|
Nem mesmo a mobilização acirrada da bancada federal, as seções da CPI da energia elétrica no Acre, solicitada pelos deputados Ilderlei Cordeiro, Gladson Cameli e Sérgio Petecão, e recente audiência pública em Rio Branco, evitou que a Eletroacre anunciasse aumento da taxa de energia elétrica, a partir de novembro, em 17%. "Vamos barrar esse aumento e trabalhar pela redução, porque encontramos algumas irregularidades em relação à cobrança de tarifas", declarou nessa terça-feira o deputado federal Ilderlei Cordeiro, durante entrevista a Rogério Wenceslau, da Rádio Juruá FM.
Segundo Ilderlei, a população paga imposto sobre imposto. "É uma discussão que mexe no bolso de todos brasileiros, e no Acre não é diferente. Mas isso tem solução, porque a CPI está aí justamente para isso, dar alternativas para redução nas contas de luz", garante.

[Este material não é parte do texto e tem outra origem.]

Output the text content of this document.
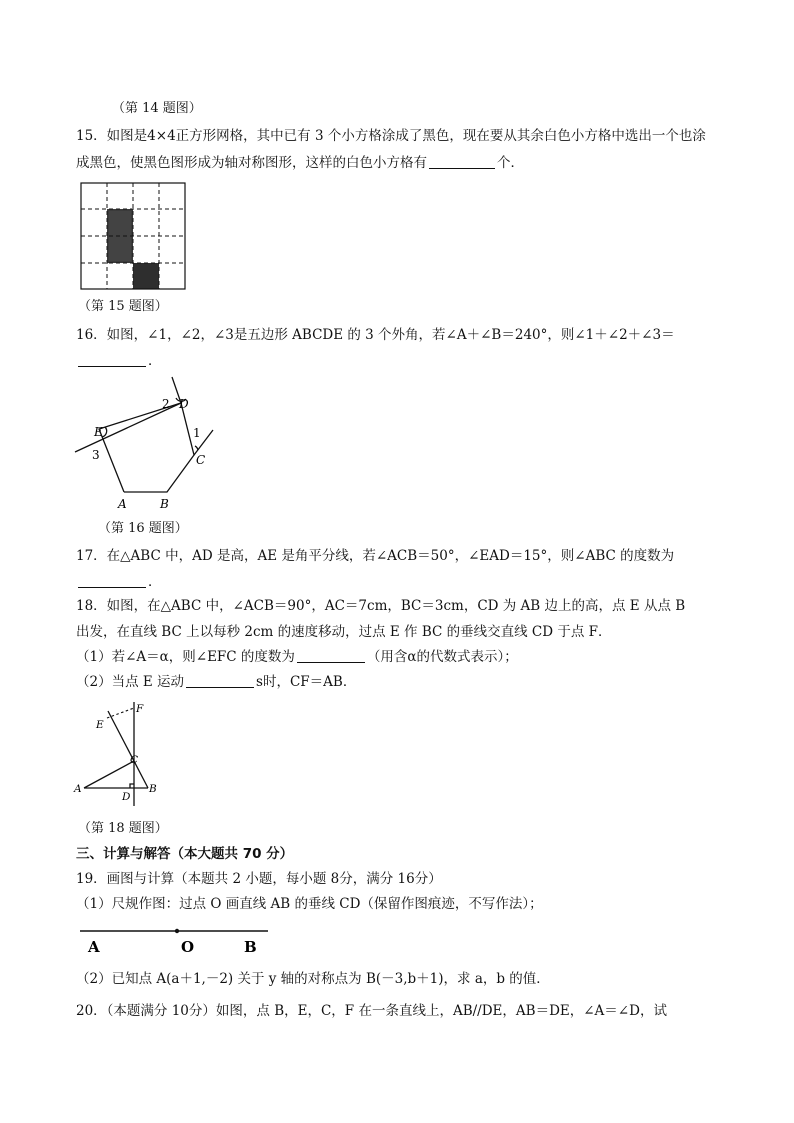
（第 14 题图）
15．如图是4×4正方形网格，其中已有 3 个小方格涂成了黑色，现在要从其余白色小方格中选出一个也涂
成黑色，使黑色图形成为轴对称图形，这样的白色小方格有	个．
（第 15 题图）
16．如图，∠1，∠2，∠3是五边形 ABCDE 的 3 个外角，若∠A＋∠B＝240°，则∠1＋∠2＋∠3＝
．
E
3
2 D
1
C
A	B
（第 16 题图）
17．在△ABC 中，AD 是高，AE 是角平分线，若∠ACB＝50°，∠EAD＝15°，则∠ABC 的度数为
．
18．如图，在△ABC 中，∠ACB＝90°，AC＝7cm，BC＝3cm，CD 为 AB 边上的高，点 E 从点 B
出发，在直线 BC 上以每秒 2cm 的速度移动，过点 E 作 BC 的垂线交直线 CD 于点 F．
（1）若∠A＝α，则∠EFC 的度数为	（用含α的代数式表示）；
（2）当点 E 运动	s时，CF＝AB．
F
E
C
A
D
B
（第 18 题图）
三、计算与解答（本大题共 70 分）
19．画图与计算（本题共 2 小题，每小题 8分，满分 16分）
（1）尺规作图：过点 O 画直线 AB 的垂线 CD（保留作图痕迹，不写作法）；
A	O	B
（2）已知点 A(a＋1,－2) 关于 y 轴的对称点为 B(－3,b＋1)，求 a，b 的值．
20．（本题满分 10分）如图，点 B，E，C，F 在一条直线上，AB//DE，AB＝DE，∠A＝∠D，试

O deputado disse que o aumento no custo de energia sem explicação são uma das inúmeras reclamações que a população vem se queixando. "Aumentos de R$ 30,00 para R$ 150, 00, de 200,00 para 600, 00, e assim por diante. Essas pessoas precisam entrar o mais rapidamente possível no Procon, ou no Ministério Público Estadual", diz. O parlamentar conta que pressionou a Eletroacre. De acordo com ele também a Guasco terá que explicar sua planilha de custo.
"Durante esse mês faremos um mutirão junto à Justiça, Ministério Público, e Procon para analisar as reclamações encaminhadas contra a Eletroacre, sobre perdas de aparelhos e até mesmo de alimentos que estragam com as quedas de energia. Fiz uma proposta para ao Celso Mateus, presidente da Eletroacre, e ele comprometeu-se em montar uma equipe para juntarmos todas as denúncias e fazer um levantamento rápido de todas essas reclamações, para dar uma resposta às pessoas e compensar seus prejuízos", explica.
Ele afirma que a Aneel (Agência Nacional de Energia Elétrica) terá que dar muitas explicações. "Há uma caixa preta, um negócio muito escuro ali dentro. Terão que explicar porque essas fiscalizações não estão sendo cobradas. Porque ela passa as normas para os fornecedores e essas normas só beneficiam os fornecedores, os distribuidores de energia, e nunca a população. A Aneel hoje está fazendo quase um papel de sócia dos distribuidores e fornecedores de energia, mas ela é uma agência que deveria estar lá cuidando da população", questiona.